Case 3: $fh_1 FH_1$ and $fh_2 FH_2$

SPTW provides sequential consistency only when all write operations are nonconflicting, that is, each write operation accesses a distinct section of the raster file. In the prasterblaterpio demo program each pixel of the output raster is contained in only one partition and each partition is only assigned to one process. This ensures all write accesses are nonconflicting and that sequential consistency is maintained.

librasterblaster algorithm

The librasterblaster uses a raster reprojection technique called inverse reprojection. The output file is first created and then the value of each output pixel is calculated.

Serial Algorithm

1. Calculate the size of the output raster in projected coordinates

First we iterate around the edges of the input raster, transforming the coordinates of each pixel to the projection of the output raster. A minbox is calculated as the smalled box in the projected coordinates that would contain all of the calculated output points.

2. Calculate the size of the output raster in raster coordinates

Using the size of the output pixels we then calculate the number of rows and columns in the output raster like this:

columns = (lr_x - ul_x) / pixel_size rows = (ul_y - lr_y) / pixel_size

3. Now create the output raster file

Create the output raster file with the user-provided projection and the calculated raster size.

4. Resample each output pixel

For each output pixel calculate the corresponding area in the input raster and use the input raster values to calculate a new output pixel value.

Write the calculated pixel value to the output file.

Parallel Algorithm

The parallel algorithm is very similar to the serial algorithm except now we resample the output raster in independent parts the can be calculated in parallel.

1. Calculate the size of the output raster in projected coordinates

First we iterate around the edges of the input raster, transforming the coordinates of each pixel to the projection of the output raster. A minbox is calculated as the smalled box in the projected coordinates that would contain all of the calculated output points.

The librasterblaster function that performs this operation is called librasterblaster::ProjectedMinbox.

2. Calculate the size of the output raster in raster coordinates

Using the size of the output pixels we then calculate the number of rows and columns in the output raster like this:

columns = (lr_x - ul_x) / pixel_size
rows    = (ul_y - lr_y) / pixel_size

3. Now create the output raster file

Create the output raster file with the user-provided projection and the calculated raster size.

Rasters can be created with the librasterblaster::ProjectedRaster::CreateOutput function or with the sptw::create_raster function.

4. Partition the Output raster

Partition the output raster into n continuous parts.

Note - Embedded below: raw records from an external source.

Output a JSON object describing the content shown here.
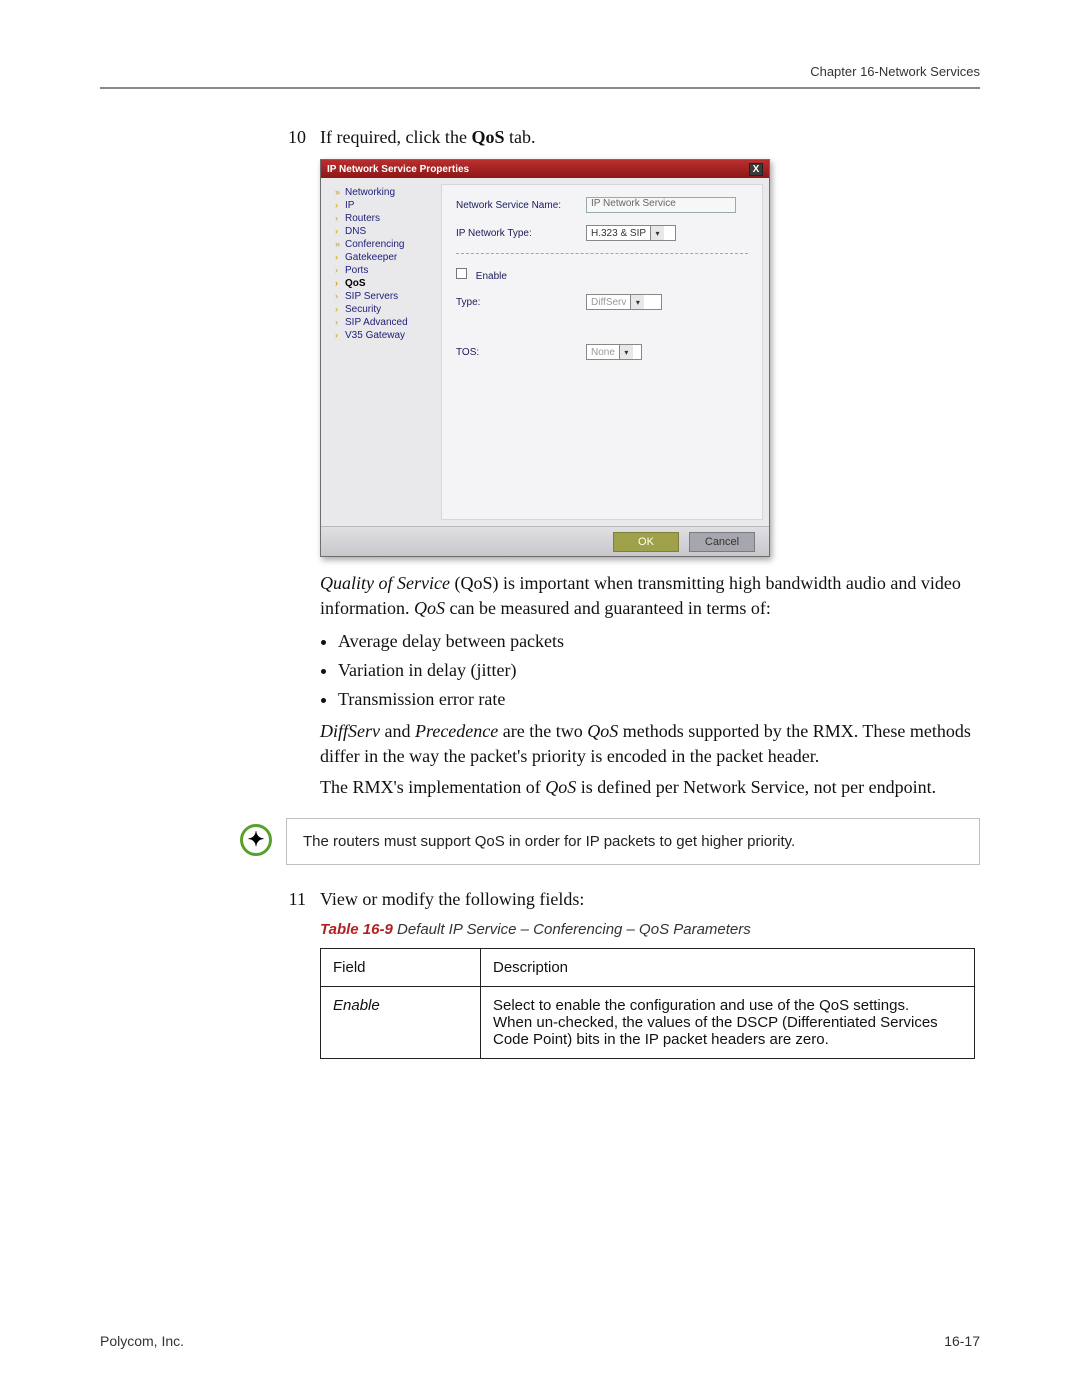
{
  "header": {
    "chapter": "Chapter 16-Network Services"
  },
  "step10": {
    "num": "10",
    "text_pre": "If required, click the ",
    "text_bold": "QoS",
    "text_post": " tab."
  },
  "dialog": {
    "title": "IP Network Service Properties",
    "close": "X",
    "nav": [
      {
        "label": "Networking",
        "chev": "»",
        "sel": false
      },
      {
        "label": "IP",
        "chev": "›",
        "sel": false
      },
      {
        "label": "Routers",
        "chev": "›",
        "sel": false
      },
      {
        "label": "DNS",
        "chev": "›",
        "sel": false
      },
      {
        "label": "Conferencing",
        "chev": "»",
        "sel": false
      },
      {
        "label": "Gatekeeper",
        "chev": "›",
        "sel": false
      },
      {
        "label": "Ports",
        "chev": "›",
        "sel": false
      },
      {
        "label": "QoS",
        "chev": "›",
        "sel": true
      },
      {
        "label": "SIP Servers",
        "chev": "›",
        "sel": false
      },
      {
        "label": "Security",
        "chev": "›",
        "sel": false
      },
      {
        "label": "SIP Advanced",
        "chev": "›",
        "sel": false
      },
      {
        "label": "V35 Gateway",
        "chev": "›",
        "sel": false
      }
    ],
    "fields": {
      "svc_name_label": "Network Service Name:",
      "svc_name_value": "IP Network Service",
      "net_type_label": "IP Network Type:",
      "net_type_value": "H.323 & SIP",
      "enable_label": "Enable",
      "type_label": "Type:",
      "type_value": "DiffServ",
      "tos_label": "TOS:",
      "tos_value": "None"
    },
    "buttons": {
      "ok": "OK",
      "cancel": "Cancel"
    }
  },
  "body": {
    "para1_pre_i": "Quality of Service",
    "para1_mid1": " (QoS) is important when transmitting high bandwidth audio and video information. ",
    "para1_i2": "QoS",
    "para1_post": " can be measured and guaranteed in terms of:",
    "bullets": [
      "Average delay between packets",
      "Variation in delay (jitter)",
      "Transmission error rate"
    ],
    "para2_i1": "DiffServ",
    "para2_mid1": " and ",
    "para2_i2": "Precedence",
    "para2_mid2": " are the two ",
    "para2_i3": "QoS",
    "para2_post": " methods supported by the RMX. These methods differ in the way the packet's priority is encoded in the packet header.",
    "para3_pre": "The RMX's implementation of ",
    "para3_i": "QoS",
    "para3_post": " is defined per Network Service, not per endpoint."
  },
  "note": {
    "text": "The routers must support QoS in order for IP packets to get higher priority."
  },
  "step11": {
    "num": "11",
    "text": "View or modify the following fields:"
  },
  "table": {
    "caption_num": "Table 16-9",
    "caption_title": "  Default IP Service – Conferencing – QoS Parameters",
    "head_field": "Field",
    "head_desc": "Description",
    "rows": [
      {
        "field": "Enable",
        "desc": "Select to enable the configuration and use of the QoS settings.\nWhen un-checked, the values of the DSCP (Differentiated Services Code Point) bits in the IP packet headers are zero."
      }
    ]
  },
  "footer": {
    "left": "Polycom, Inc.",
    "right": "16-17"
  }
}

For each output partition we then calculate the minbox of the corresponding input area.

The librasterblaster::BlockPartition function can be used to partition the output raster. Though many other partition techniques can be applied.

To find the matching input raster area the function librasterblaster::RasterMinbox applied with the output partition.

SPTW

SPTW is the Simple Parallel Tiff Writer. It's a library that uses the MPI-IO api to allow multiple processes to consistently write a single raster file. All of the processes in the process group must call the sptw::open_raster function but once opened processes can make independent calls to sptw::write_area.

  • As long as processes write to independent sections of the raster, sequential consistency is preserved.

  • All SPTW calls must be preceded by a call to MPI_Init().

  • Every process in the MPI process group must open the same file at the same time.

API Examples

Several examples of the API are provided. Check out src/demos/prasterblaster-simple.cc for an example of a simple, serial librasterblaster program or src/demos/prasterblaster-pio.cc for a fully parallel implementation which uses SPTW.